After that, for each allele and for each individual, we removed all artificially added Ns. Next, we estimated sequence lengths, and lengths with frequency above 0.1 were considered frequent. Sequences shorter than the shortest frequent sequence length were filtered out and sequences longer than the longest frequent sequence length were trimmed to match its length. By applying ClusterSets.py (--ident 0.999, --length 0.5) and BuildConsensus.py (--freq 0.6) from pRESTO, we constructed clusters that resulted in consensus sequences for each allele. For each cluster we calculated its frequency based on the number of sequences assigned to it. Clusters with frequency below 0.1 or with less than 10 sequences were removed.

For each allele, consensus sequences from all individuals, were trimmed to match the shortest consensus sequence, and identical sequences were re-collapsed by allele and individual. For some of the consensus sequences, one of the nucleotides was marked with ambiguous assignment (N) by BuildConsensus.py function. In such cases, the original cluster was split into two clusters based on the ambiguous assignment and consensus sequences were reconstructed manually. Finally, to create the consensus upstream sequences, for each allele the trimmed sequences were submitted to ClusterSets.py (--ident 1.0, --length 1.0) and BuildConsensus.py (--freq 0.6) functions and as a result, for each gene and allele a set of consensus V upstream sequences were gathered. In the last step, we compared and collapsed identical sequences from all individuals to create a database of upstream sequences in the cohort.

Analysis of the reference germline upstream sequences

Reference germline sequences of the upstream sequences, including the 5’UTR, were obtained from the IMGT GENE-DB and by searching through the IMGT “Gene tables” in order to get an alternative longer sequence if available. The reference upstream sequences longer than 150 nt were aligned using the MUSCLE tool at EMBL-EBI ⁴², and the alignment was visualized by Jalview ⁴³ to look for conserved regions. The obtained consensus sequences of conserved regions were compared to IMGT resources for annotation. The TATA-boxes were determined based on either the reference annotation by IMGT, searching through previous studies, or by looking for a TA-rich region downstream of the octamer. Promoters studied by older studies include that of IGHV6⁴⁹ (with two TATA-boxes) and IGHV1⁵⁰.

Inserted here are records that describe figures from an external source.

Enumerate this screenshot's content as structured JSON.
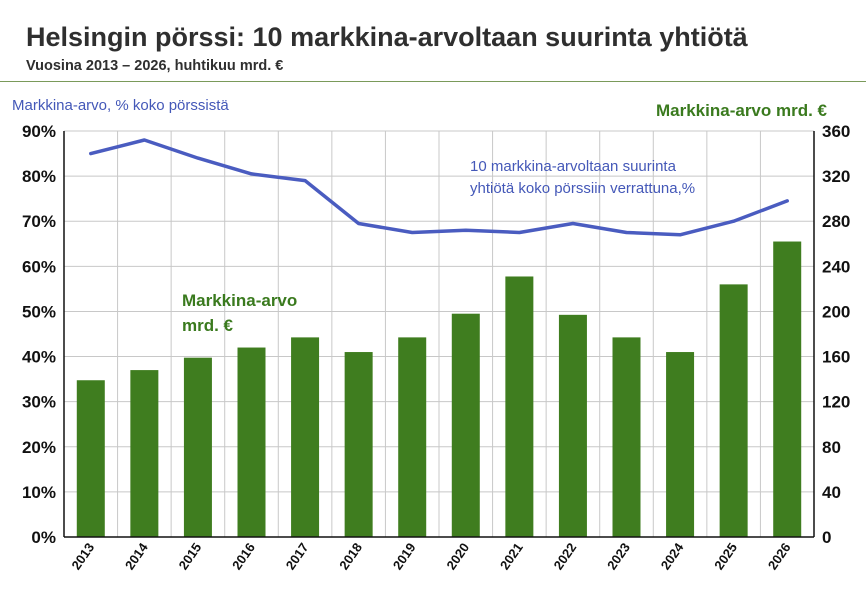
{
  "header": {
    "title": "Helsingin pörssi: 10 markkina-arvoltaan suurinta yhtiötä",
    "subtitle": "Vuosina 2013 – 2026, huhtikuu mrd. €"
  },
  "chart_data": {
    "type": "bar",
    "title": "Helsingin pörssi: 10 markkina-arvoltaan suurinta yhtiötä",
    "subtitle": "Vuosina 2013 – 2026, huhtikuu mrd. €",
    "categories": [
      "2013",
      "2014",
      "2015",
      "2016",
      "2017",
      "2018",
      "2019",
      "2020",
      "2021",
      "2022",
      "2023",
      "2024",
      "2025",
      "2026"
    ],
    "series": [
      {
        "name": "Markkina-arvo mrd. €",
        "type": "bar",
        "axis": "right",
        "color": "#3f7d1f",
        "values": [
          139,
          148,
          159,
          168,
          177,
          164,
          177,
          198,
          231,
          197,
          177,
          164,
          224,
          262
        ]
      },
      {
        "name": "10 markkina-arvoltaan suurinta yhtiötä koko pörssiin verrattuna,%",
        "type": "line",
        "axis": "left",
        "color": "#4a5cc0",
        "values": [
          85.0,
          88.0,
          84.0,
          80.5,
          79.0,
          69.5,
          67.5,
          68.0,
          67.5,
          69.5,
          67.5,
          67.0,
          70.0,
          74.5
        ]
      }
    ],
    "left_axis": {
      "label": "Markkina-arvo, % koko pörssistä",
      "ylim": [
        0,
        90
      ],
      "ticks": [
        "0%",
        "10%",
        "20%",
        "30%",
        "40%",
        "50%",
        "60%",
        "70%",
        "80%",
        "90%"
      ]
    },
    "right_axis": {
      "label": "Markkina-arvo mrd. €",
      "ylim": [
        0,
        360
      ],
      "ticks": [
        "0",
        "40",
        "80",
        "120",
        "160",
        "200",
        "240",
        "280",
        "320",
        "360"
      ]
    },
    "annotations": {
      "line_label": [
        "10 markkina-arvoltaan suurinta",
        "yhtiötä koko pörssiin verrattuna,%"
      ],
      "bar_label": [
        "Markkina-arvo",
        "mrd. €"
      ]
    },
    "grid": true,
    "legend": "none"
  }
}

IGHV2 analysis is based on the available upstream reference sequences of IGHV2-5*01,*02 and IGHV2-70D*04,*14. IGHV3 schematic promoter representation was based on the upstream reference genomic sequences of IGHV3-43*01, IGHV3-48*02, IGHV3-49*03, IGHV3-64*02, IGHV3-64D*06 and the genomic sequences obtained by Sanger sequencing of IGHV3-7*02 and IGHV3-64D*06. The IGHV4 schematic representation of the promoter was based the reference genomic sequences of IGHV4-4*07 and *08; IGHV4-28*01,*02,*07; IGHV4-30-2*06; IGHV4-30-4*07; IGHV4-31*02; IGHV4-34*01,*02,*11; IGHV4-38-2*02; IGHV4-39*01; IGHV4-59*01,*02,*11; and IGHV4-61*01,*08,*09.

Data availability

The pipeline for novel allele discovery and genotype processing using the software tools TIgGER and IgBLAST is available on the VDJbase website (https://www.vdjbase.org). Custom code for the analysis of upstream sequences is available at https://bitbucket.org/yaarilab/cluster_5utr/src/master/.

Sanger sequences of validated IGHV alleles have been deposited in the GenBank under accession numbers: MN337615 (IGHV1-2*02_G207T), MN337616 (IGHV1-3*01_T35A), MN337617 (IGHV1-46*01_C213G), MN337618 (IGHV1-69*01_C243T), MN337619 (IGHV3-7_G144A_T300C), MN337620 (IGHV3-7*02_A318G), MN337621 (IGHV3-9*01_T307C), MN337622 (IGHV3-20*01_C307T), MN337623 (IGHV3-21*01_C255T), MN337624 (IGHV3-64D*06_G258T), and MN337625 (IGHV3-64D*06_C210A).